ASA candidates address diversity, transparency, waterslides
Roughly 80 students filed into Hamre Hall on Tuesday night to listen to three candidates for Augustana Student Association’s (ASA) next president along with their vice presidential running mates.
Seated on tall chairs, the candidates answered questions from moderators senior Jessica Ruf and junior Rebekah Tuchscherer as well as students in the audience for almost one and a half hours. The questions ranged from ways to limit the campus’s impact on the environment to stimulating transparency and communication.
After an introduction from ASA’s current president, Anna Stritecky, the campaigns presented their platforms during opening remarks.
Starting, junior Elizabeth Petersen, running as president, and junior Trey Waldrop, running as vice president, said they would create an inclusive campus by encouraging administrators to help minority populations in Sioux Falls attend Augustana.
Waldrop, the only candidate without prior experience in ASA, said his perspective as a constituent is a strength.
“As a member of the constituency, I have been able to realize that there are certain areas that we could really improve and are really worth our time,” Waldrop said.
Junior Kirtana Krishna Kumar, president, and sophomore Hunter Lipinski, vice president, said they want to foster communication by adding non-voting members on ASA committees and encouraging dialogue between student groups and the Senate.
Krishna Kumar said she wants to create a campus that works like “the way cells work all together in the body.”
“Hunter and I want to work with the administration, with you all, with all of us together to make Augie like a door and a key for the rest of our lives,” Krishna Kumar said.
Junior Luca Amayo, president, and junior Audrey Cope, vice president, said they hope to expand campus job opportunities for international students and set up an entrepreneurial fund for students pursuing patents or a small business.
Freshman Zach Rold, who is enrolled in the Augie Access Program, asked Amayo and Cope if it was possible to attach a waterslide to the Elmen Center pool.
Amayo said his campaign could look into a temporary slide that could be moved during swim meets or classes and that Rold’s question touched upon the larger issue of certain buildings lacking accommodations for people with disabilities.
“What we want to do is make sure that we can address those so that we can bring in even more students into the Augie Access Program,” Amayo said.
All campaigns agreed that the next ASA administration must increase transparency and communication between students and administrators. Specifically, they concurred that the Board of Trustees’ announcement for the 2030 Vision on the last day of finals for fall classes was not an accurate reflection of transparency.
The campaigns also unanimously acknowledged that the next president and vice president must make sustainability a central policy next academic year, though they differed in how they would advance sustainability.
Petersen and Waldrop said their goals are increasing recycling, introducing composting to reduce food waste, and, ultimately, advocating for powering at least one building with solar panels. Petersen said they would likely begin with the Chapel of Reconciliation.
Amayo and Cope proposed installing five picnic tables equipped with solar-powered charging outlets and moving away from single-use cups and straws.
Krishna Kumar and Lipinski said their sustainability policies would be food-based and would hinge on an anaerobic digester that incubates microorganisms that break down organic material into methane which can be burned for energy.
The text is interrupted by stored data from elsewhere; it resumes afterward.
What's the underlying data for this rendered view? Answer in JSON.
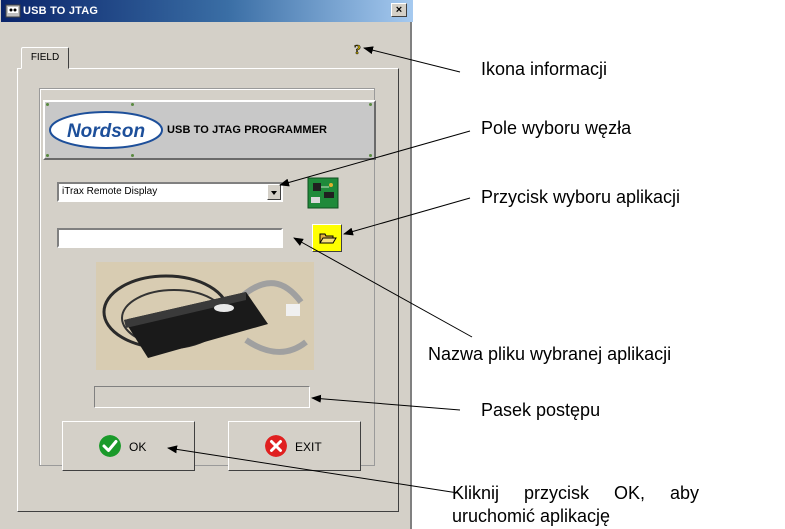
{
  "window": {
    "title": "USB TO JTAG",
    "close_glyph": "×"
  },
  "tab": {
    "label": "FIELD"
  },
  "banner": {
    "logo_text": "Nordson",
    "text": "USB TO JTAG PROGRAMMER"
  },
  "node_select": {
    "value": "iTrax Remote Display"
  },
  "file_input": {
    "value": ""
  },
  "progress": {
    "value": 0
  },
  "buttons": {
    "ok_label": "OK",
    "exit_label": "EXIT"
  },
  "annotations": {
    "info_icon": "Ikona informacji",
    "node_select": "Pole wyboru węzła",
    "app_button": "Przycisk wyboru aplikacji",
    "file_name": "Nazwa pliku wybranej aplikacji",
    "progress_bar": "Pasek postępu",
    "ok_line1": "Kliknij     przycisk     OK,     aby",
    "ok_line2": "uruchomić aplikację"
  },
  "icons": {
    "help": "help-question-icon",
    "board": "circuit-board-icon",
    "folder": "open-folder-icon",
    "ok": "green-check-icon",
    "exit": "red-x-icon"
  },
  "colors": {
    "title_bar": "#0a246a",
    "window_bg": "#d4d0c8",
    "folder_button": "#ffff00",
    "ok_icon": "#1a9a2a",
    "exit_icon": "#e02020"
  }
}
After the debate, junior Layne Symington said he entered Hamre considering Amayo and Cope and left more certain they were, so far, his preferred candidates.
“[Amayo and Cope] were very confident in their answers, and how they presented themselves was very strong,” Symington said.
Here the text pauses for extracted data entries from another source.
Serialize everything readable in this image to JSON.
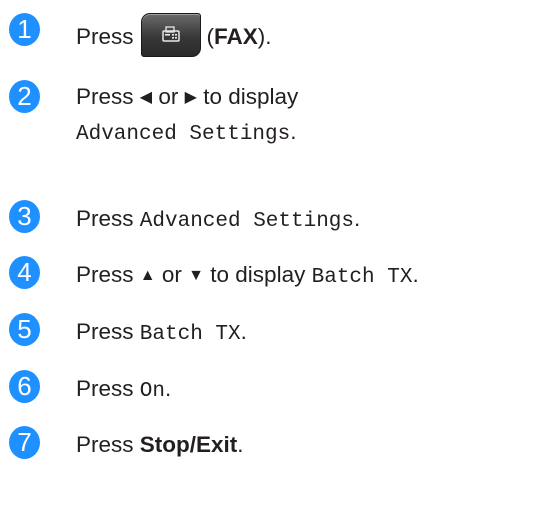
{
  "steps": [
    {
      "number": "1",
      "press": "Press",
      "open_paren": "(",
      "fax_label": "FAX",
      "close_paren": ").",
      "icon": "fax-icon"
    },
    {
      "number": "2",
      "press": "Press",
      "left_arrow": "◀",
      "or": "or",
      "right_arrow": "▶",
      "to_display": "to display",
      "setting": "Advanced Settings",
      "period": "."
    },
    {
      "number": "3",
      "press": "Press",
      "setting": "Advanced Settings",
      "period": "."
    },
    {
      "number": "4",
      "press": "Press",
      "up_arrow": "▲",
      "or": "or",
      "down_arrow": "▼",
      "to_display": "to display",
      "setting": "Batch TX",
      "period": "."
    },
    {
      "number": "5",
      "press": "Press",
      "setting": "Batch TX",
      "period": "."
    },
    {
      "number": "6",
      "press": "Press",
      "setting": "On",
      "period": "."
    },
    {
      "number": "7",
      "press": "Press",
      "key": "Stop/Exit",
      "period": "."
    }
  ],
  "colors": {
    "badge": "#1e90ff",
    "text": "#231f20",
    "button": "#3a3a3a"
  }
}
Junior Katelyn Luze, though initially pulling for Petersen and Waldrop before the debate, agreed with Symington and said Amayo and Cope won her over by their support for increasing access for people with disabilities in campus buildings.
Junior Laura Schwartz said she remains unsure, but she does not consider some of the sustainability policies, like picnic tables, feasible because of South Dakota’s weather.
Senior Nick Reiffenberger and sophomore Ryan Sully said the campaigns’ policies were fairly similar, but they are ultimately looking for a president and vice president who would advocate for transparency between students and administrators.
As track athletes, Reiffenberger and Sully said they did not appreciate the administration’s lack of communication regarding the transition to DI and the Larson Track & Field Complex.
“I don’t know if any of them really stuck out as having a brand new, big idea,” Sully said. “I want to see if someone could actually make [administrators] change, but I don’t really see how ASA can do that.”
The candidates finished off the evening mingling with students and eating cake in the Humanities concourse.
Students can vote for ASA’s next president and vice president on Viking Central starting Apr. 8 through Apr. 9. Polls will close at 7 p.m.
If no campaign receives a simple majority, the two campaigns that netted the most votes will move on to the second round of voting on Apr. 15 through Apr. 16.